SLICE OF LIFE
And as so often happens, when the big things start falling apart, so do the little ones. Or maybe the little ones fall apart regularly, but you just notice them more when the big ones are hard. Two weeks ago, for instance, I broke a crown on a tooth. And last week my computer died.
When I took my computer to the shop I've used for the last ten years, they told me it would take 3-5 business days. After five days, the computer store called. The off/on switch was shorted out, and they thought it I might have spilled liquid into the computer. I hadn't. They wanted $380 to replace the switch and the top case. I wasn't sure whether my four-year-old computer was actually worth that much. My twitter friends suggested I get a second opinion.
Last Saturday I went to pick up my computer. They guy said I couldn't take have it. It was in pieces on the workman's bench and I would have to wait until he put it back together on Monday. I couldn't get there on Monday or Tuesday, so I went to pick it up on Wednesday morning (on my way to the dentist to get the crown repaired). The repairman offered me $30 for parts. I didn't take it. He then suggested that I try the Apple Store.
I should confess that I am not a big fan of the Apple Store. It's always super, super, super busy. There are all kinds of different computer noises, and classes, and conversations, and it puts my ADD brain into full fight or flight mode. That day, the day before Thanksgiving, was no different. The store was busy, busy, busy. And super noisy. And I couldn't get an appointment at the "Genius Bar" until Saturday.
So on Saturday I went back. And it was still busy, busy, busy. And super noisy. And I had to stand in front of the speaker display and every time someone needed to look at the speakers, I had to kind of scootch over and try to make room in this really crowded store. At one point someone asked me for advice about which speaker they should buy. And I was really, really glad when it was my turn for the Genius Bar and I could sit facing away from the craziness of the store.

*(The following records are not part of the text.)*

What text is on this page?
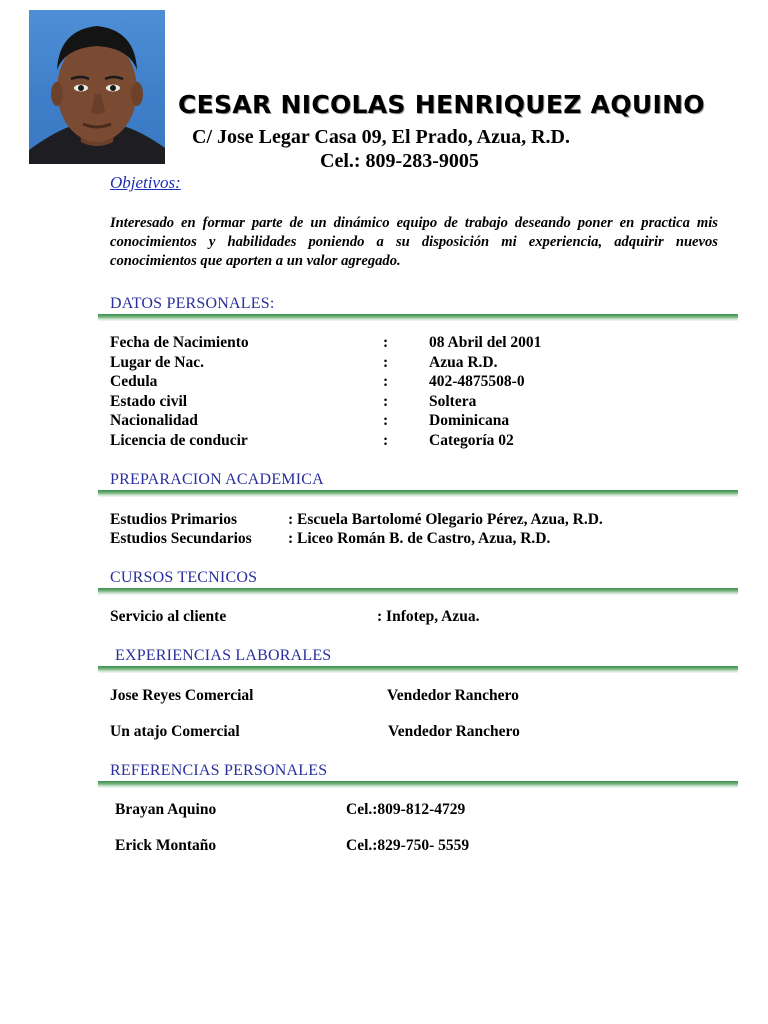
CESAR NICOLAS HENRIQUEZ AQUINO
C/ Jose Legar Casa 09, El Prado, Azua, R.D.
Cel.: 809-283-9005
Objetivos:
Interesado en formar parte de un dinámico equipo de trabajo deseando poner en practica mis conocimientos y habilidades poniendo a su disposición mi experiencia, adquirir nuevos conocimientos que aporten a un valor agregado.
DATOS PERSONALES:
Fecha de Nacimiento	:	08 Abril del 2001
Lugar de Nac.	:	Azua R.D.
Cedula	:	402-4875508-0
Estado civil	:	Soltera
Nacionalidad	:	Dominicana
Licencia de conducir	:	Categoría 02
PREPARACION ACADEMICA
Estudios Primarios	: Escuela Bartolomé Olegario Pérez, Azua, R.D.
Estudios Secundarios : Liceo Román B. de Castro, Azua, R.D.
CURSOS TECNICOS
Servicio al cliente	: Infotep, Azua.
EXPERIENCIAS LABORALES
Jose Reyes Comercial	Vendedor Ranchero
Un atajo Comercial	Vendedor Ranchero
REFERENCIAS PERSONALES
Brayan Aquino	Cel.:809-812-4729
Erick Montaño	Cel.:829-750- 5559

Mr. A., my genius, was very personable. In the first five minutes, I knew that his favorite part of Thanksgiving was cornbread. And that he has a sister who is a social worker in Minneapolis. And about his friend who is a football player that tore his ACL. He knew about my boys. And all the while, he was plugging in my computer and running different tests.Soon he was able to confirm that there is something wrong with the on/off switch. I thought about the $380. And I wanted to cry.
"Let me see what I can do for you," he said. And he walked away and went over to a different computer. In five minutes he was back. "Ok, here is what they are going to do," he said. They are going to replace the top case. And then they are going to replace this part on the bottom too. But it will take about 3-5 days."
"How much?" I asked, hoping I wouldn't start to cry in the store, in front of all of those people.
"Nothing," he said. "Apple is taking care of it."
"Nothing?" I said, thinking of the $380 I was expecting to hear.
"I don't joke about money," says Mr. A. "Really. You just need to sign with your finger."
I sign and leave the store quickly, then go to my car and cry.
It has been a long hard six weeks.
Tonight I am going to write Mr. A a note, to tell him how much his kindness meant to a very tired mom.